Department of Biostatistics, University of Michigan, Ann Arbor, Michigan, USA.
Institute for Social Research, University of Michigan, Ann Arbor, Michigan, USA.
Biometrics. 2023 Sep;79(3):2260-2271. doi: 10.1111/biom.13754. Epub 2022 Oct 9.
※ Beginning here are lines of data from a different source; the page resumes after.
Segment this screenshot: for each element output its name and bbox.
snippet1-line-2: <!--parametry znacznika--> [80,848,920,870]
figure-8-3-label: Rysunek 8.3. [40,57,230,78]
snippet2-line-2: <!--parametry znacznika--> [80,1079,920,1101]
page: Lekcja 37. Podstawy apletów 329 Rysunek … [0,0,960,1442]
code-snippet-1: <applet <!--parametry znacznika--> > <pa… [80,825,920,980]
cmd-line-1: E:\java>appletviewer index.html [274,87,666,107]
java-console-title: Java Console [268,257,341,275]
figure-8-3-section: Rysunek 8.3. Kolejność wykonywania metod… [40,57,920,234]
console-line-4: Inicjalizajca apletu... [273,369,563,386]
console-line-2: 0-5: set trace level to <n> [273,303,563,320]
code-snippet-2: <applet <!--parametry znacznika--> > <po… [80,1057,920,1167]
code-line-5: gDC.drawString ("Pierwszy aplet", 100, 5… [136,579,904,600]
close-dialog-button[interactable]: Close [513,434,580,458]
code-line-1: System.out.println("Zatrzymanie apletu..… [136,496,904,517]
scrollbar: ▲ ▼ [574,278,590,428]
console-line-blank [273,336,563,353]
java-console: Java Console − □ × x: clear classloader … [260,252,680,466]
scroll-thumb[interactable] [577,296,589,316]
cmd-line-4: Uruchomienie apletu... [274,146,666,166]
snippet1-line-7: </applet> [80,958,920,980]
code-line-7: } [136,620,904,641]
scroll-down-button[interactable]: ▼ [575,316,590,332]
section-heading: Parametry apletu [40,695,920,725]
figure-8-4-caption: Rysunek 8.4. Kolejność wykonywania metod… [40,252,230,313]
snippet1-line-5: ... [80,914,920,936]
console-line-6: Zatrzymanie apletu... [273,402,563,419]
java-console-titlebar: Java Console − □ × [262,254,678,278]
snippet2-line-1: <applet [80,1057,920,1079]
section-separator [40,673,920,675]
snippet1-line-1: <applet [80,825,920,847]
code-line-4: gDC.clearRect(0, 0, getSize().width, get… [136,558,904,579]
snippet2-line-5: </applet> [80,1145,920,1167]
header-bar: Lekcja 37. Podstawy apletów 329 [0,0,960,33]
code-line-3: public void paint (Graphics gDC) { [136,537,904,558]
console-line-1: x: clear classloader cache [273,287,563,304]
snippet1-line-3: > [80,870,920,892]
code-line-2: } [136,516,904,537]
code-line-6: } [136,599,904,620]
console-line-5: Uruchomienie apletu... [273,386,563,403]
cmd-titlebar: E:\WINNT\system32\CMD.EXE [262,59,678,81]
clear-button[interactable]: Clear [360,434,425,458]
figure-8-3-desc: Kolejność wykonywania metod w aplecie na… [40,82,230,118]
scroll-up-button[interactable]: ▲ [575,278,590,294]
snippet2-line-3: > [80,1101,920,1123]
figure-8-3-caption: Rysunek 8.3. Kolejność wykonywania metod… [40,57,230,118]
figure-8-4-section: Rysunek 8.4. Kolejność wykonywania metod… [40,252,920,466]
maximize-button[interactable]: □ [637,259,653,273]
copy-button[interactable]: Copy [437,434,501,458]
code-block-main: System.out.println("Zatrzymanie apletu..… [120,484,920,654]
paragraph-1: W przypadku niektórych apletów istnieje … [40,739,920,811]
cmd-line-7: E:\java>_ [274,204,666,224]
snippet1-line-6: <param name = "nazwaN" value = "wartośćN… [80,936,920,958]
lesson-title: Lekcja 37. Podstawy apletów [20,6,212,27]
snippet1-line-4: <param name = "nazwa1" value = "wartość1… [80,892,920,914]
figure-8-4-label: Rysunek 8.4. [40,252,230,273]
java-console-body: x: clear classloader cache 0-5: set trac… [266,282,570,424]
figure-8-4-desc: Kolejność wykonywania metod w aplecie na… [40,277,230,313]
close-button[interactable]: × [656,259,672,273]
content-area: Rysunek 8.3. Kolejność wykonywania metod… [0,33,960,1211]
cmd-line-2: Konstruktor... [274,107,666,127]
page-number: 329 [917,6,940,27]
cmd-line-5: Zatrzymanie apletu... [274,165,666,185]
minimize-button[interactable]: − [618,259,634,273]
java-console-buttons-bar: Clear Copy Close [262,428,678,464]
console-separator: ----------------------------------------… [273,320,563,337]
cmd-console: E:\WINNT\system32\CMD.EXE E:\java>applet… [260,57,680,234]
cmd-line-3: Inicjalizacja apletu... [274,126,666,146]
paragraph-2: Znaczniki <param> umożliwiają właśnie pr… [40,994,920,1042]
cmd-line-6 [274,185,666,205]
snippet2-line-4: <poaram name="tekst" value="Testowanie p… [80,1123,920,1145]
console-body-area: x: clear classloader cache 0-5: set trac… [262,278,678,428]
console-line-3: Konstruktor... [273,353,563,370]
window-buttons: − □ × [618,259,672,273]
A dynamic treatment regime (DTR) is a sequence of decision rules that provide guidance on how to treat individuals based on their static and time-varying status. Existing observational data are often used to generate hypotheses about effective DTRs. A common challenge with observational data, however, is the need for analysts to consider "restrictions" on the treatment sequences. Such restrictions may be necessary for settings where (1) one or more treatment sequences that were offered to individuals when the data were collected are no longer considered viable in practice, (2) specific treatment sequences are no longer available, or (3) the scientific focus of the analysis concerns a specific type of treatment sequences (eg, "stepped-up" treatments). To address this challenge, we propose a restricted tree-based reinforcement learning (RT-RL) method that searches for an interpretable DTR with the maximum expected outcome, given a (set of) user-specified restriction(s), which specifies treatment options (at each stage) that ought not to be considered as part of the estimated tree-based DTR. In simulations, we evaluate the performance of RT-RL versus the standard approach of ignoring the partial data for individuals not following the (set of) restriction(s). The method is illustrated using an observational data set to estimate a two-stage stepped-up DTR for guiding the level of care placement for adolescents with substance use disorder.
动态治疗方案(DTR)是一系列决策规则,用于根据个体的静态和时变状态提供治疗指导。现有的观察性数据通常用于生成关于有效 DTR 的假设。然而,观察性数据通常存在一个挑战,即分析师需要考虑治疗方案的“限制”。这些限制可能是必要的,例如在以下情况下:(1)在数据收集时提供给个体的一个或多个治疗方案在实践中不再可行;(2)特定的治疗方案不再可用;(3)分析的科学重点关注特定类型的治疗方案(例如“逐步升级”的治疗)。为了解决这个挑战,我们提出了一种受限的基于树的强化学习(RT-RL)方法,该方法在给定(一组)用户指定的限制的情况下,搜索具有最大预期结果的可解释 DTR,该限制指定了在每个阶段不应该考虑的治疗方案(作为估计的基于树的 DTR 的一部分)。在模拟中,我们评估了 RT-RL 与忽略不符合(一组)限制的个体的部分数据的标准方法的性能。该方法使用一个观察性数据集进行了说明,以估计用于指导有物质使用障碍的青少年护理水平的两阶段逐步升级 DTR。